As a single mother (i.e. not in a relationship) I am prepared to admit that maybe I don't know the first thing about relationships. But I definitely know what doesn't work, and massive financial inequality is one of them, as is an unfair division of domestic chores. Leaving your partner to pick up your dirty socks and skiddy pants is a massive sign of disrespect.

I have friends in happy marriages and what stands out in these is that regardless of who does what, and who earns what, the best way to determine the fairness in your relationship is that you should both have an equal amount of free time. Also you should not have to ask permission to do things or for money from one partner to do them (although these things should always be discussed as a mark of respect for each other and to make sure there are no miscommunications over money).

Spuddybean · 18/06/2011 23:44

When i was at uni my womens studies (i didn't take that it was an optional module) lecturers would have described (rather scathingly) those women who say my husband does 50% of chores as 'post feminists'.

They felt that by going down the 'parity begins at home' route women had been distracted from the real bigger issue and focussed on domestic issues (as had traditionally been a womens domain).

They believed rather than a bottom up approach of trying to change society with small domestic changes hoping to filter up to equal pay what it was actually doing was perpetuating a myth that equality had been reached because someone had shared the washing up.

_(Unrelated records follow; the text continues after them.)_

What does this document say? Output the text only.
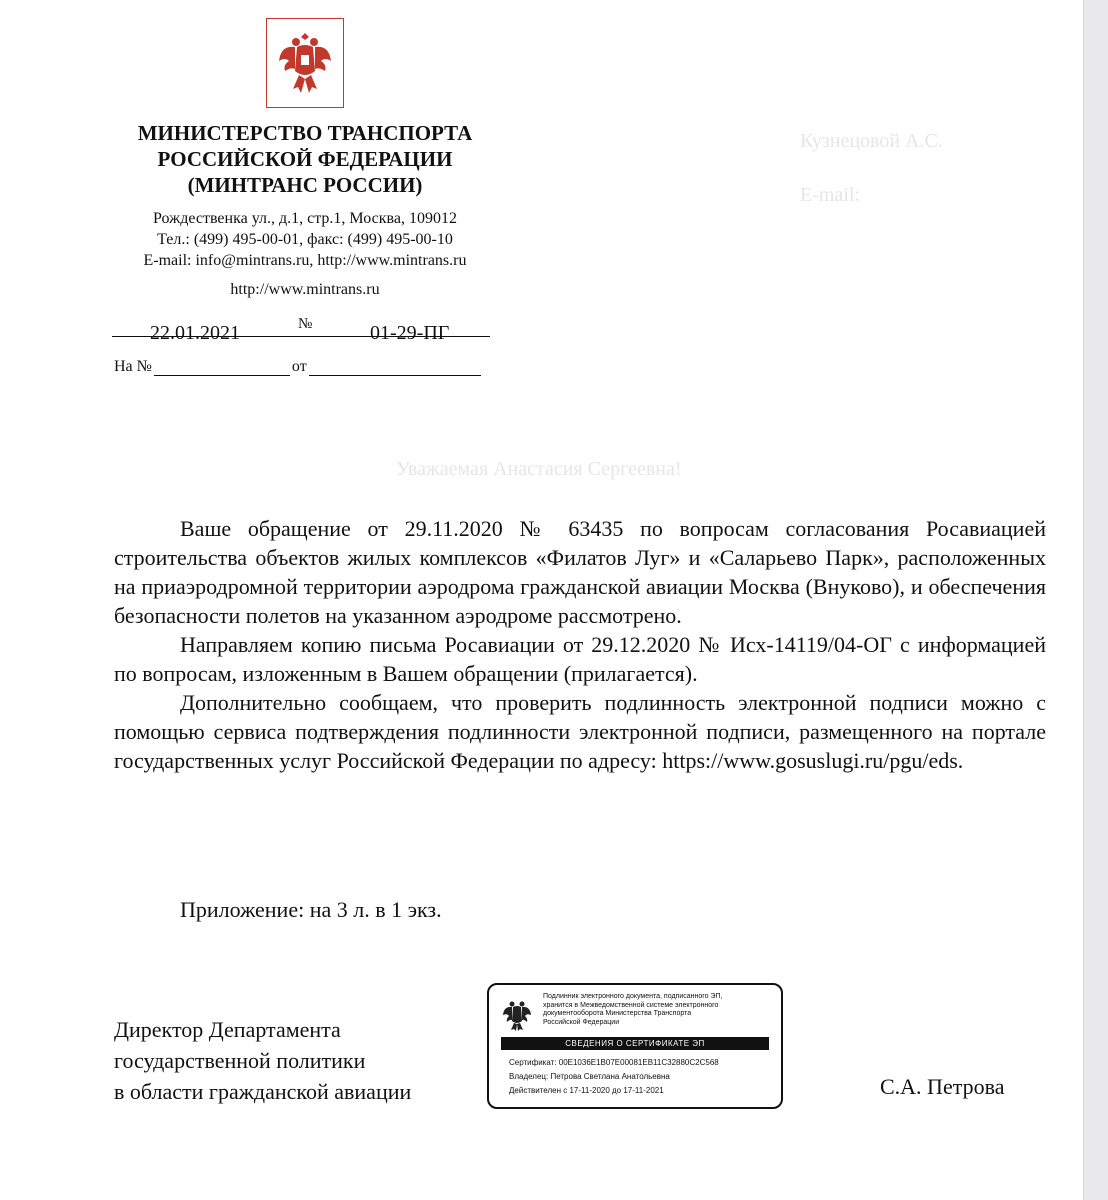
МИНИСТЕРСТВО ТРАНСПОРТА
РОССИЙСКОЙ ФЕДЕРАЦИИ
(МИНТРАНС РОССИИ)
Рождественка ул., д.1, стр.1, Москва, 109012
Тел.: (499) 495-00-01, факс: (499) 495-00-10
E-mail: info@mintrans.ru, http://www.mintrans.ru
http://www.mintrans.ru
22.01.2021	№	01-29-ПГ
На №	от
Кузнецовой А.С.
E-mail:
Уважаемая Анастасия Сергеевна!

Ваше обращение от 29.11.2020 № 63435 по вопросам согласования Росавиацией строительства объектов жилых комплексов «Филатов Луг» и «Саларьево Парк», расположенных на приаэродромной территории аэродрома гражданской авиации Москва (Внуково), и обеспечения безопасности полетов на указанном аэродроме рассмотрено.

Направляем копию письма Росавиации от 29.12.2020 № Исх-14119/04-ОГ с информацией по вопросам, изложенным в Вашем обращении (прилагается).

Дополнительно сообщаем, что проверить подлинность электронной подписи можно с помощью сервиса подтверждения подлинности электронной подписи, размещенного на портале государственных услуг Российской Федерации по адресу: https://www.gosuslugi.ru/pgu/eds.

Приложение: на 3 л. в 1 экз.
Директор Департамента
государственной политики
в области гражданской авиации
Подлинник электронного документа, подписанного ЭП,
хранится в Межведомственной системе электронного
документооборота Министерства Транспорта
Российской Федерации
СВЕДЕНИЯ О СЕРТИФИКАТЕ ЭП
Сертификат: 00E1036E1B07E00081EB11C32880C2C568
Владелец: Петрова Светлана Анатольевна
Действителен с 17-11-2020 до 17-11-2021	С.А. Петрова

What they argued was that women had thought small and only of themselves - so as long as he shares everything i'm fine kind of attitude rather than continuing on to fight for further equality.

It was said that this smoke and mirrors illusion of equality stopped feminism - a bit like the empowerment of nudity argument.

Anyway, i think it is an interesting point but i'm not sure what the other options for them would have been.